Impression 3d

Cette technologie révolutionnaire transformera-t-elle la production industrielle ?

William J. Holstein
25 April 2013

3 minutes

L’impression 3D, qui permet de créer un objet couche par couche, commence à se faire une place dans le quotidien de constructeurs mondiaux. À mesure que la technologie gagne en puissance et devient abordable, l’idée d’implanter des petites usines partout et pour tout – de l’automobile à la mode – devient possible.

Deux étapes majeures dans la longue marche vers la révolution de l’impression tridimensionnelle ont été franchies fin 2012 sans tambour ni trompette. General Electric a d’abord annoncé le rachat de Morris Technologies, une petite entreprise de mécanique de précision basée près de Cincinnati (USA), et qu’il utiliserait ses imprimantes 3D pour construire des pièces de réacteurs. Ensuite, The Economist a révélé que des chercheurs d’EADS, groupe aéronautique européen et constructeur d’Airbus, utilisaient des imprimantes 3D pour fabriquer des supports de trains d’atterrissage en titane et planifiaient d’« imprimer » une aile d’avion de ligne complète.Les deux compagnies ont souligné qu’il était plus rentable de fabriquer des pièces en titane par superposition de couches que de les tailler dans un bloc solide de ce métal onéreux et générer d’importants déchets.

Ces exemples portent à croire que l’impression 3D, également connue sous le nom de fabrication additive, tend à se commercialiser. « Cela ne concerne pas seulement General Electric et Airbus », explique Abe N. Reichental, PDG de 3D Systems, l’un des principaux fournisseurs d’imprimantes 3D basé à Rock Hill (USA). « De plus en plus, l’impression 3D devient la plateforme de production choisie dans différents domaines, des pièces automobiles au matériel médical. » L’entreprise affirme que la moitié de ses imprimantes sont actuellement vendues pour la production industrielle.

CONVAINCRE LES FABRICANTS

Des sociétés comme 3D Systems et Stratasys réduisent les coûts de leurs imprimantes, et plus de 100 matériaux – plastique, caoutchouc, cire, métal et autres composés – peuvent désormais être imprimés en 3D. Fin février, des scientifiques de l’université Heriot-Watt en Écosse ont même annoncé avoir utilisé avec succès des techniques d’impression 3D pour créer des cellules souches vivantes selon différentes configurations, soulevant la possibilité d’imprimer un jour des organes humains.

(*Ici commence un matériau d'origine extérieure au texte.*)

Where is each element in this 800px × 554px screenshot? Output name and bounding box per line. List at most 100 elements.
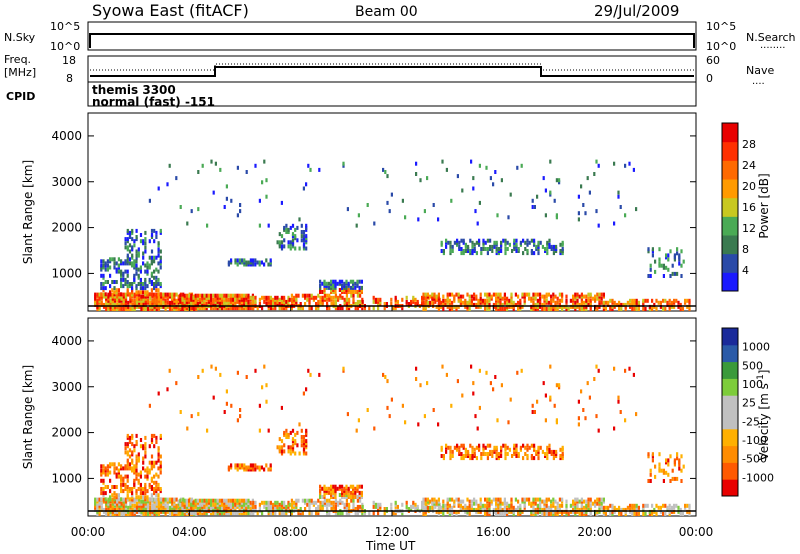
echo-cell (450, 403, 453, 408)
echo-cell (166, 505, 169, 510)
echo-cell (276, 507, 279, 511)
echo-cell (617, 395, 620, 400)
echo-cell (207, 500, 210, 505)
echo-cell (668, 307, 671, 311)
echo-cell (445, 167, 448, 172)
echo-cell (510, 298, 513, 303)
echo-cell (534, 307, 537, 311)
echo-cell (521, 292, 524, 297)
echo-cell (615, 507, 618, 512)
echo-cell (586, 381, 589, 386)
echo-cell (254, 500, 257, 505)
echo-cell (448, 292, 451, 297)
echo-cell (142, 255, 145, 260)
echo-cell (490, 296, 493, 301)
echo-cell (448, 302, 451, 307)
echo-cell (662, 307, 665, 311)
echo-cell (519, 298, 522, 303)
echo-cell (624, 213, 627, 218)
echo-cell (118, 302, 121, 307)
colorbar-tick-label: 1000 (742, 341, 770, 354)
echo-cell (448, 298, 451, 303)
echo-cell (596, 509, 599, 514)
echo-cell (302, 391, 305, 396)
echo-cell (201, 507, 204, 511)
echo-cell (620, 307, 623, 311)
echo-cell (580, 497, 583, 502)
echo-cell (422, 302, 425, 307)
echo-cell (278, 242, 281, 247)
echo-cell (442, 503, 445, 508)
echo-cell (647, 247, 650, 252)
echo-cell (339, 500, 342, 505)
cpid-line-1: themis 3300 (92, 83, 176, 97)
echo-cell (247, 507, 250, 511)
echo-cell (285, 432, 288, 437)
echo-cell (124, 277, 127, 282)
echo-cell (308, 306, 311, 311)
velocity-panel-frame (87, 317, 697, 517)
echo-cell (216, 511, 219, 516)
echo-cell (164, 292, 167, 297)
echo-cell (584, 211, 587, 216)
echo-cell (179, 502, 182, 507)
echo-cell (361, 511, 364, 516)
colorbar-swatch (722, 123, 738, 143)
echo-cell (153, 239, 156, 244)
echo-cell (422, 296, 425, 301)
echo-cell (113, 495, 116, 500)
echo-cell (199, 306, 202, 311)
echo-cell (113, 302, 117, 307)
echo-cell (482, 452, 485, 456)
echo-cell (600, 296, 603, 301)
echo-cell (456, 445, 459, 450)
echo-cell (190, 302, 193, 306)
echo-cell (647, 274, 650, 278)
echo-cell (517, 452, 520, 456)
echo-cell (135, 440, 138, 444)
echo-cell (348, 306, 351, 311)
echo-cell (446, 304, 449, 309)
echo-cell (100, 497, 103, 502)
echo-cell (499, 302, 502, 307)
echo-cell (199, 511, 202, 516)
echo-cell (680, 468, 683, 473)
echo-cell (572, 302, 575, 307)
echo-cell (417, 217, 420, 222)
echo-cell (508, 509, 511, 514)
echo-cell (168, 300, 172, 305)
echo-cell (552, 497, 555, 502)
echo-cell (597, 223, 600, 228)
echo-cell (148, 468, 151, 473)
echo-cell (475, 294, 478, 299)
echo-cell (223, 498, 226, 503)
echo-cell (274, 507, 277, 511)
echo-cell (539, 501, 542, 506)
echo-cell (361, 507, 364, 511)
echo-cell (682, 464, 685, 469)
echo-cell (495, 292, 498, 297)
echo-cell (587, 296, 590, 301)
echo-cell (475, 499, 478, 504)
echo-cell (682, 259, 685, 264)
echo-cell (556, 512, 559, 516)
echo-cell (469, 238, 472, 243)
echo-cell (613, 426, 616, 431)
echo-cell (269, 258, 272, 263)
echo-cell (515, 242, 518, 247)
colorbar-tick-label: 16 (742, 201, 756, 214)
echo-cell (297, 293, 300, 298)
echo-cell (150, 485, 153, 489)
echo-cell (287, 432, 290, 437)
echo-cell (319, 283, 322, 288)
echo-cell (437, 512, 440, 516)
nave-tick-top: 60 (706, 54, 720, 67)
echo-cell (155, 480, 158, 485)
echo-cell (500, 454, 503, 458)
echo-cell (127, 300, 130, 305)
echo-cell (291, 232, 295, 237)
echo-cell (470, 302, 473, 307)
echo-cell (534, 501, 537, 506)
echo-cell (489, 443, 492, 448)
echo-cell (319, 484, 322, 489)
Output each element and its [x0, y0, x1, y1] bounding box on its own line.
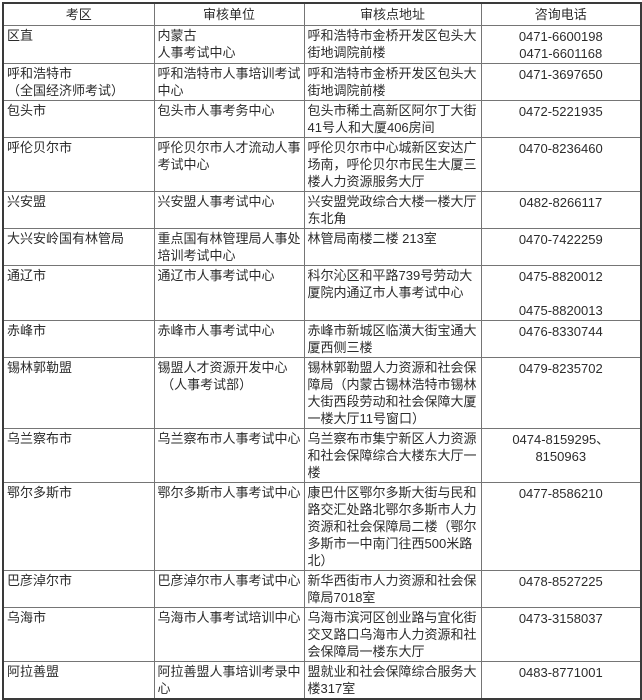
table-row: 乌海市 乌海市人事考试培训中心 乌海市滨河区创业路与宜化街交叉路口乌海市人力资源和社…	[2, 607, 642, 662]
cell-phone: 0477-8586210	[480, 482, 642, 571]
column-header-site-address: 审核点地址	[303, 2, 482, 26]
cell-unit: 乌海市人事考试培训中心	[153, 607, 305, 662]
cell-phone: 0479-8235702	[480, 357, 642, 429]
cell-address: 呼和浩特市金桥开发区包头大街地调院前楼	[303, 25, 482, 64]
cell-unit: 内蒙古 人事考试中心	[153, 25, 305, 64]
cell-area: 阿拉善盟	[2, 661, 155, 700]
cell-unit: 通辽市人事考试中心	[153, 265, 305, 321]
cell-unit: 重点国有林管理局人事处培训考试中心	[153, 228, 305, 266]
cell-address: 科尔沁区和平路739号劳动大厦院内通辽市人事考试中心	[303, 265, 482, 321]
table-header: 考区 审核单位 审核点地址 咨询电话	[2, 2, 642, 26]
table-row: 巴彦淖尔市 巴彦淖尔市人事考试中心 新华西街市人力资源和社会保障局7018室 0478…	[2, 570, 642, 608]
table-row: 鄂尔多斯市 鄂尔多斯市人事考试中心 康巴什区鄂尔多斯大街与民和路交汇处路北鄂尔多斯市…	[2, 482, 642, 571]
cell-phone: 0470-8236460	[480, 137, 642, 192]
cell-address: 包头市稀土高新区阿尔丁大街41号人和大厦406房间	[303, 100, 482, 138]
cell-unit: 呼伦贝尔市人才流动人事考试中心	[153, 137, 305, 192]
table-row: 区直 内蒙古 人事考试中心 呼和浩特市金桥开发区包头大街地调院前楼 0471-6600…	[2, 25, 642, 64]
column-header-review-unit: 审核单位	[153, 2, 305, 26]
cell-unit: 乌兰察布市人事考试中心	[153, 428, 305, 483]
cell-address: 康巴什区鄂尔多斯大街与民和路交汇处路北鄂尔多斯市人力资源和社会保障局二楼（鄂尔多…	[303, 482, 482, 571]
cell-unit: 包头市人事考务中心	[153, 100, 305, 138]
table-body: 区直 内蒙古 人事考试中心 呼和浩特市金桥开发区包头大街地调院前楼 0471-6600…	[2, 25, 642, 700]
cell-area: 通辽市	[2, 265, 155, 321]
cell-address: 锡林郭勒盟人力资源和社会保障局（内蒙古锡林浩特市锡林大街西段劳动和社会保障大厦一…	[303, 357, 482, 429]
cell-unit: 兴安盟人事考试中心	[153, 191, 305, 229]
cell-address: 兴安盟党政综合大楼一楼大厅东北角	[303, 191, 482, 229]
cell-phone: 0471-6600198 0471-6601168	[480, 25, 642, 64]
table-row: 阿拉善盟 阿拉善盟人事培训考录中心 盟就业和社会保障综合服务大楼317室 0483-8…	[2, 661, 642, 700]
cell-area: 鄂尔多斯市	[2, 482, 155, 571]
table-row: 呼和浩特市 （全国经济师考试） 呼和浩特市人事培训考试中心 呼和浩特市金桥开发区包头…	[2, 63, 642, 101]
cell-area: 锡林郭勒盟	[2, 357, 155, 429]
cell-area: 乌兰察布市	[2, 428, 155, 483]
cell-area: 巴彦淖尔市	[2, 570, 155, 608]
cell-phone: 0472-5221935	[480, 100, 642, 138]
cell-address: 新华西街市人力资源和社会保障局7018室	[303, 570, 482, 608]
cell-area: 赤峰市	[2, 320, 155, 358]
cell-unit: 阿拉善盟人事培训考录中心	[153, 661, 305, 700]
cell-phone: 0476-8330744	[480, 320, 642, 358]
cell-unit: 鄂尔多斯市人事考试中心	[153, 482, 305, 571]
cell-unit: 赤峰市人事考试中心	[153, 320, 305, 358]
table-row: 乌兰察布市 乌兰察布市人事考试中心 乌兰察布市集宁新区人力资源和社会保障综合大楼东大…	[2, 428, 642, 483]
cell-area: 包头市	[2, 100, 155, 138]
table-row: 包头市 包头市人事考务中心 包头市稀土高新区阿尔丁大街41号人和大厦406房间 047…	[2, 100, 642, 138]
cell-area: 呼伦贝尔市	[2, 137, 155, 192]
cell-area: 兴安盟	[2, 191, 155, 229]
column-header-exam-area: 考区	[2, 2, 155, 26]
header-row: 考区 审核单位 审核点地址 咨询电话	[2, 2, 642, 26]
table-row: 通辽市 通辽市人事考试中心 科尔沁区和平路739号劳动大厦院内通辽市人事考试中心 04…	[2, 265, 642, 321]
cell-phone: 0474-8159295、 8150963	[480, 428, 642, 483]
cell-phone: 0473-3158037	[480, 607, 642, 662]
cell-address: 乌海市滨河区创业路与宜化街交叉路口乌海市人力资源和社会保障局一楼东大厅	[303, 607, 482, 662]
cell-phone: 0483-8771001	[480, 661, 642, 700]
table-row: 呼伦贝尔市 呼伦贝尔市人才流动人事考试中心 呼伦贝尔市中心城新区安达广场南，呼伦贝尔…	[2, 137, 642, 192]
cell-phone: 0478-8527225	[480, 570, 642, 608]
cell-phone: 0482-8266117	[480, 191, 642, 229]
cell-area: 区直	[2, 25, 155, 64]
cell-phone: 0470-7422259	[480, 228, 642, 266]
table-row: 大兴安岭国有林管局 重点国有林管理局人事处培训考试中心 林管局南楼二楼 213室 04…	[2, 228, 642, 266]
cell-unit: 呼和浩特市人事培训考试中心	[153, 63, 305, 101]
cell-unit: 锡盟人才资源开发中心 （人事考试部）	[153, 357, 305, 429]
cell-area: 呼和浩特市 （全国经济师考试）	[2, 63, 155, 101]
cell-phone: 0475-8820012 0475-8820013	[480, 265, 642, 321]
cell-address: 呼伦贝尔市中心城新区安达广场南，呼伦贝尔市民生大厦三楼人力资源服务大厅	[303, 137, 482, 192]
cell-unit: 巴彦淖尔市人事考试中心	[153, 570, 305, 608]
column-header-phone: 咨询电话	[480, 2, 642, 26]
table-row: 锡林郭勒盟 锡盟人才资源开发中心 （人事考试部） 锡林郭勒盟人力资源和社会保障局（内…	[2, 357, 642, 429]
cell-address: 盟就业和社会保障综合服务大楼317室	[303, 661, 482, 700]
table-row: 兴安盟 兴安盟人事考试中心 兴安盟党政综合大楼一楼大厅东北角 0482-8266117	[2, 191, 642, 229]
cell-address: 赤峰市新城区临潢大街宝通大厦西侧三楼	[303, 320, 482, 358]
cell-phone: 0471-3697650	[480, 63, 642, 101]
cell-area: 乌海市	[2, 607, 155, 662]
cell-address: 林管局南楼二楼 213室	[303, 228, 482, 266]
cell-area: 大兴安岭国有林管局	[2, 228, 155, 266]
cell-address: 乌兰察布市集宁新区人力资源和社会保障综合大楼东大厅一楼	[303, 428, 482, 483]
table-row: 赤峰市 赤峰市人事考试中心 赤峰市新城区临潢大街宝通大厦西侧三楼 0476-83307…	[2, 320, 642, 358]
cell-address: 呼和浩特市金桥开发区包头大街地调院前楼	[303, 63, 482, 101]
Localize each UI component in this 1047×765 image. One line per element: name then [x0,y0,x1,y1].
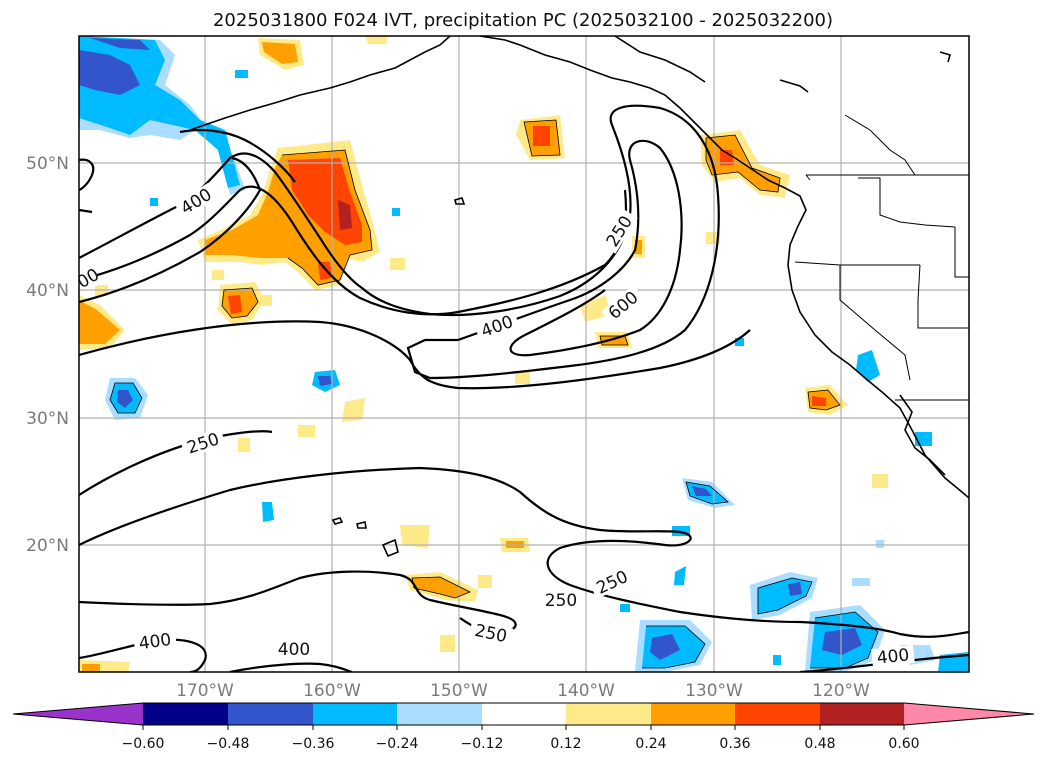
ivt-contours [79,104,969,672]
negative-anomaly-shading [79,36,969,672]
colorbar-tick-label: 0.48 [804,736,835,752]
colorbar-segment [228,703,313,725]
graticule [79,36,969,672]
colorbar-tick-label: −0.12 [461,736,504,752]
latitude-labels: 50°N 40°N 30°N 20°N [26,154,69,556]
colorbar: −0.60 −0.48 −0.36 −0.24 −0.12 0.12 0.24 … [12,702,1035,752]
contour-label: 250 [545,591,577,611]
lat-label: 30°N [26,409,69,429]
lat-label: 40°N [26,281,69,301]
colorbar-extend-high [904,703,1034,725]
political-borders [794,114,969,401]
colorbar-tick-label: −0.24 [376,736,419,752]
colorbar-segment [820,703,904,725]
contour-labels: 400 00 250 400 250 600 250 250 250 400 4… [79,182,915,669]
contour-label: 400 [138,630,173,654]
coastline [189,36,969,558]
colorbar-tick-label: 0.12 [550,736,581,752]
lat-label: 20°N [26,536,69,556]
precip-outlines [109,119,879,669]
lon-label: 150°W [430,681,488,701]
colorbar-segment [313,703,397,725]
colorbar-segment [735,703,820,725]
lat-label: 50°N [26,154,69,174]
map-frame [78,35,970,673]
colorbar-segment [143,703,228,725]
colorbar-segment [397,703,482,725]
lon-label: 120°W [812,681,870,701]
contour-label: 400 [876,645,910,668]
colorbar-tick-label: 0.36 [719,736,750,752]
colorbar-extend-low [13,703,143,725]
colorbar-tick-label: −0.48 [207,736,250,752]
lon-label: 160°W [303,681,361,701]
longitude-labels: 170°W 160°W 150°W 140°W 130°W 120°W [176,681,870,701]
map-title: 2025031800 F024 IVT, precipitation PC (2… [213,10,833,31]
colorbar-tick-label: −0.60 [122,736,165,752]
colorbar-tick-label: 0.24 [635,736,666,752]
colorbar-tick-label: −0.36 [292,736,335,752]
colorbar-tick-label: 0.60 [888,736,919,752]
colorbar-segment [566,703,651,725]
lon-label: 170°W [176,681,234,701]
lon-label: 130°W [685,681,743,701]
colorbar-segment [482,703,566,725]
contour-label: 400 [278,640,310,660]
lon-label: 140°W [557,681,615,701]
colorbar-segment [651,703,735,725]
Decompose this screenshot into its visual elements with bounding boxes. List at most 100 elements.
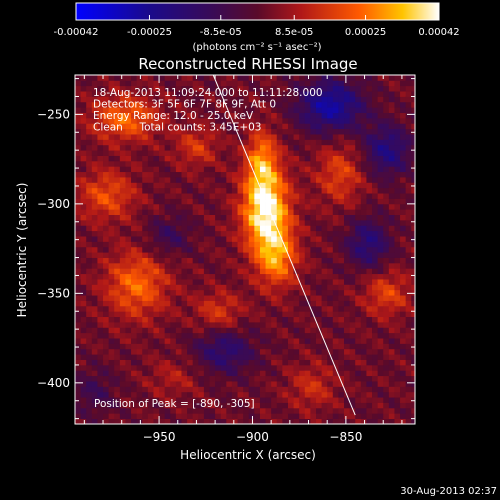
heatmap-cell: [125, 364, 132, 371]
heatmap-cell: [377, 289, 384, 296]
heatmap-cell: [215, 381, 222, 387]
heatmap-cell: [293, 182, 300, 189]
heatmap-cell: [287, 262, 294, 269]
heatmap-cell: [119, 279, 126, 285]
heatmap-cell: [226, 252, 233, 258]
heatmap-cell: [125, 225, 132, 232]
heatmap-cell: [327, 418, 334, 424]
heatmap-cell: [198, 359, 205, 366]
heatmap-cell: [243, 198, 250, 205]
heatmap-cell: [349, 134, 356, 140]
heatmap-cell: [349, 295, 356, 301]
heatmap-cell: [383, 230, 390, 237]
heatmap-cell: [203, 75, 210, 81]
heatmap-cell: [220, 348, 227, 355]
heatmap-cell: [97, 107, 104, 113]
heatmap-cell: [153, 198, 160, 205]
heatmap-cell: [220, 273, 227, 280]
heatmap-cell: [349, 364, 356, 371]
heatmap-cell: [153, 182, 160, 189]
heatmap-cell: [315, 397, 322, 403]
heatmap-cell: [108, 295, 115, 301]
heatmap-cell: [175, 273, 182, 280]
heatmap-cell: [91, 305, 98, 312]
heatmap-cell: [327, 370, 334, 377]
heatmap-cell: [86, 300, 93, 307]
heatmap-cell: [332, 397, 339, 403]
heatmap-cell: [209, 166, 216, 173]
heatmap-cell: [119, 354, 126, 360]
heatmap-cell: [287, 225, 294, 232]
heatmap-cell: [310, 203, 317, 210]
heatmap-cell: [254, 160, 261, 167]
heatmap-cell: [220, 225, 227, 232]
heatmap-cell: [394, 321, 401, 328]
heatmap-cell: [164, 375, 171, 382]
heatmap-cell: [142, 198, 149, 205]
heatmap-cell: [114, 219, 121, 226]
heatmap-cell: [287, 219, 294, 226]
heatmap-cell: [304, 225, 311, 232]
heatmap-cell: [181, 117, 188, 124]
heatmap-cell: [237, 101, 244, 108]
heatmap-cell: [114, 182, 121, 189]
heatmap-cell: [220, 236, 227, 242]
heatmap-cell: [80, 381, 87, 387]
heatmap-cell: [231, 284, 238, 291]
heatmap-cell: [203, 177, 210, 183]
heatmap-cell: [131, 203, 138, 210]
heatmap-cell: [97, 155, 104, 162]
heatmap-cell: [411, 262, 415, 269]
heatmap-cell: [153, 418, 160, 424]
heatmap-cell: [265, 193, 272, 199]
heatmap-cell: [203, 155, 210, 162]
heatmap-cell: [394, 332, 401, 339]
heatmap-cell: [276, 381, 283, 387]
heatmap-cell: [321, 155, 328, 162]
heatmap-cell: [243, 177, 250, 183]
heatmap-cell: [108, 144, 115, 151]
heatmap-cell: [231, 91, 238, 97]
heatmap-cell: [338, 262, 345, 269]
heatmap-cell: [226, 273, 233, 280]
heatmap-cell: [355, 193, 362, 199]
heatmap-cell: [125, 219, 132, 226]
heatmap-cell: [366, 246, 373, 253]
heatmap-cell: [97, 295, 104, 301]
heatmap-cell: [271, 343, 278, 350]
heatmap-cell: [226, 289, 233, 296]
heatmap-cell: [170, 236, 177, 242]
heatmap-cell: [394, 386, 401, 393]
heatmap-cell: [159, 91, 166, 97]
heatmap-cell: [75, 193, 81, 199]
heatmap-cell: [405, 160, 412, 167]
heatmap-cell: [344, 262, 351, 269]
heatmap-cell: [203, 198, 210, 205]
heatmap-cell: [383, 236, 390, 242]
heatmap-cell: [125, 316, 132, 323]
heatmap-cell: [400, 311, 407, 318]
heatmap-cell: [282, 413, 289, 420]
x-tick-label: −850: [329, 430, 362, 444]
heatmap-cell: [411, 386, 415, 393]
heatmap-cell: [203, 219, 210, 226]
heatmap-cell: [91, 209, 98, 215]
heatmap-cell: [86, 327, 93, 334]
heatmap-cell: [411, 144, 415, 151]
heatmap-cell: [405, 230, 412, 237]
heatmap-cell: [226, 203, 233, 210]
heatmap-cell: [259, 214, 266, 221]
heatmap-cell: [355, 225, 362, 232]
heatmap-cell: [75, 386, 81, 393]
heatmap-cell: [119, 246, 126, 253]
heatmap-cell: [248, 418, 255, 424]
heatmap-cell: [411, 284, 415, 291]
heatmap-cell: [243, 85, 250, 92]
heatmap-cell: [114, 289, 121, 296]
heatmap-cell: [231, 295, 238, 301]
heatmap-cell: [125, 236, 132, 242]
heatmap-cell: [147, 117, 154, 124]
heatmap-cell: [159, 150, 166, 156]
heatmap-cell: [209, 348, 216, 355]
heatmap-cell: [159, 160, 166, 167]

La consolidation réduit le nombre de fournisseurs de systèmes 3D, mais les rend plus performants. Une telle consolidation génère une masse critique, ce qui rassure les fabricants et les incite à s’appuyer sur cette technologie pour concevoir et produire. Ainsi, Stratasys, basée dans le Minnesota (USA), a fusionné fin 2012 avec la société israélienne Objet pour donner naissance à une compagnie qui aurait généré US$277 millions de ventes en 2011, en termes pro forma. Leurs ventes ont augmenté de 20% à 40% par an. Dans de nombreux cas, Startasys et Objet continuent à fournir les mêmes clients, notamment des sociétés automobiles et aéronautiques en Europe, Amérique et Asie. « Si nous leur proposons deux technologies provenant de la même maison, ils obtiendront un service de meilleure qualité, nous pourrons mieux répondre à leurs besoins, et leurs capacités se développeront », déclare Amir Veresh, directeur des alliances stratégiques de Startasys.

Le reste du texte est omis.